In message "Re: File::BINARY does not behave as advertised. How do I help to fix this?"
    on Tue, 13 Sep 2011 01:47:11 +0900, Cameron Pope <camerooni / gmail.com> writes:
|
|I noticed some anamolous behavior opening files with the file mode
|flags. If the default internal encoding is set, when using the file
|mode flags to open a file, the file's external encoding is set to
|something other than ASCII-8BIT, which can cause binary file
|operations (such as Marshal.dump) to blow up.
|
|Please forgive the long message, and let me know if it would be more
|appropriate to open some issues, but since I've never posted an Ruby
|issue before, I wanted to make sure I was not being naive and that I
|understand what is really going on.
|
|Here is a simple example of what I mean:
|
|  #/usr/bin/env ruby
|  Encoding.default_internal = 'UTF-8'
|
|  File.open('test',File::CREAT | File::RDWR | File::BINARY) do |f|
|    # This should be ASCII-8BIT, right? At least according to io.c, line 10792
|    puts "Integer Flags Encoding: #{f.external_encoding.to_s}"
|  end
|
|  File.open('test2','w+b') do |f|
|    # This actually is ASCII-8BIT
|    puts "String Mode Encoding: #{f.external_encoding.to_s}"
|  end
|
|And running it:
|
|  file-binary-test cpope$  ruby simple_file_test.rb
|  Integer Flags Encoding: UTF-8
|  String Mode Encoding: ASCII-8BIT
|
|I don't think that is the intended behavior. If I look at IO.c in the
|latest Ruby code snapshot:
|
|  --- io.c (last night's snapshot)
|  10792 #ifndef O_BINARY
|  10793 # define  O_BINARY 0
|  10794 #endif
|  10795     /* disable line code conversion and make ASCII-8BIT */
|  10796     rb_file_const("BINARY", INT2FIX(O_BINARY));
|
|As one can see above, first of all, File::BINARY will be zero in every
|case that I can suss out in the Ruby source code - there is nowhere in
|the 1.9.x codebase I can see that defines O_BINARY to be anything but
|zero, and as was empirically demonstrated above, opening a file with
|this constant will not set the encoding to ASCII-8BIT. What is really
|bad about this is when using the integer flags to open a file, there
|is not a good way to check if a developer intended for a it to be
|opened as a binary file. There is, of course, a way to manually
|specify the encoding for a file opened with the integer flags, which
|would be the right thing to do in the case above.
|
|So my first question is: How do we address this deficiency? I can't
|think of a better way than to document the 'catch' with using the
|integer flags in this case.

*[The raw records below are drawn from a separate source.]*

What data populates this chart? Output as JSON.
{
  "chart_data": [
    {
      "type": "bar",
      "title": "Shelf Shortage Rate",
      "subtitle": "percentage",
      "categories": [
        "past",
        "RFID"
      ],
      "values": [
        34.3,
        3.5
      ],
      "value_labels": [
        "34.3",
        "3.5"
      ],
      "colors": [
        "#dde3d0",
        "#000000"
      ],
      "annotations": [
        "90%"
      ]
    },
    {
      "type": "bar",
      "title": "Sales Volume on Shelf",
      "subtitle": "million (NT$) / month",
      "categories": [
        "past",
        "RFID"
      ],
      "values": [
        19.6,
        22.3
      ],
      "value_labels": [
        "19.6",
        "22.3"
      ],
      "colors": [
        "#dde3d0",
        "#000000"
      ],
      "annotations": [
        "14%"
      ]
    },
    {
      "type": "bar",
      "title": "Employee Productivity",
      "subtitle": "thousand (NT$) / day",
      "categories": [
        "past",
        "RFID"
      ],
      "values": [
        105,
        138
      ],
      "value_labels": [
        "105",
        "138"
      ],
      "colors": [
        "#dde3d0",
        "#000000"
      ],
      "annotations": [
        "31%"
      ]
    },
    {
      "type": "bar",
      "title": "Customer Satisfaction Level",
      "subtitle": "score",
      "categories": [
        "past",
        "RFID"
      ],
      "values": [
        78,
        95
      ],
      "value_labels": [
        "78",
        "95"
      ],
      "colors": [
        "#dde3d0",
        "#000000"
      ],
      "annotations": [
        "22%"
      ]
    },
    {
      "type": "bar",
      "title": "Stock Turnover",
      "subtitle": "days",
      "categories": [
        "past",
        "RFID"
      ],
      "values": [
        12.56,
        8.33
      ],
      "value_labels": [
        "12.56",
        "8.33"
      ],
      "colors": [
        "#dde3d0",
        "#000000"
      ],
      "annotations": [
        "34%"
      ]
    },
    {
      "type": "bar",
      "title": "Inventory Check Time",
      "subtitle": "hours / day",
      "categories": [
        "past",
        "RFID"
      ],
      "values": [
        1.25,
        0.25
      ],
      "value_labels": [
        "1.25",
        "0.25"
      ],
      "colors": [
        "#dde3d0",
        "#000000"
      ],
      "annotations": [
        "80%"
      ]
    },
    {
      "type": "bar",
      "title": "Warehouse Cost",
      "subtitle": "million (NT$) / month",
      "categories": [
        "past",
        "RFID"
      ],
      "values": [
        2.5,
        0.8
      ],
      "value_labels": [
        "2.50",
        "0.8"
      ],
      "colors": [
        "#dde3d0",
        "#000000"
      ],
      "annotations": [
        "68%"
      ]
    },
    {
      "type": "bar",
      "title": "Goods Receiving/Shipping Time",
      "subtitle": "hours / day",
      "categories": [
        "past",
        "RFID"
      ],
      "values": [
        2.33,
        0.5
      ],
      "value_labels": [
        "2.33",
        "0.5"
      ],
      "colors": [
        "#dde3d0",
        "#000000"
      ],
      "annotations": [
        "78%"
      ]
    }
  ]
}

I've noticed that many of the File
|constants aren't documented, so I'm happy to give it a shot if that's
|the best approach.
|
|But this brings us to another issue. There are some places in the Ruby
|standard library that depend on File::BINARY actually opening a file
|suitable for writing Binary data. For example, in PStore:
|
|At the top of lib/pstore.rb
|   96 class PStore
|   97   binmode = defined?(File::BINARY) ? File::BINARY : 0
|   98   RDWR_ACCESS = File::RDWR | File::CREAT | binmode
|   99   RD_ACCESS = File::RDONLY | binmode
|  100   WR_ACCESS = File::WRONLY | File::CREAT | File::TRUNC | binmode
|
|These flags are passed to the bottlenecks that open the data file for
|reading and writing. Because it is using the integer constants to
|define how the file is opened, it's not hard to make PStore blow up in
|the course or normal operation. To conserve space, I've put some
|sample code in this gist: https://gist.github.com/1211614
|
|So my second thought is that this is an issue with the PStore library,
|and that it would be appropriate to modify the file bottlenecks so
|they explicitly specify ASCII-8BIT as the file encoding. Is there any
|reason that I'm off target and I should not log that as an issue with
|a test and a patch?
|
|Apologies in advance if I am using the wrong forum or am totally
|off-base with my questions.
|
|Thank you for your time,
|Cameron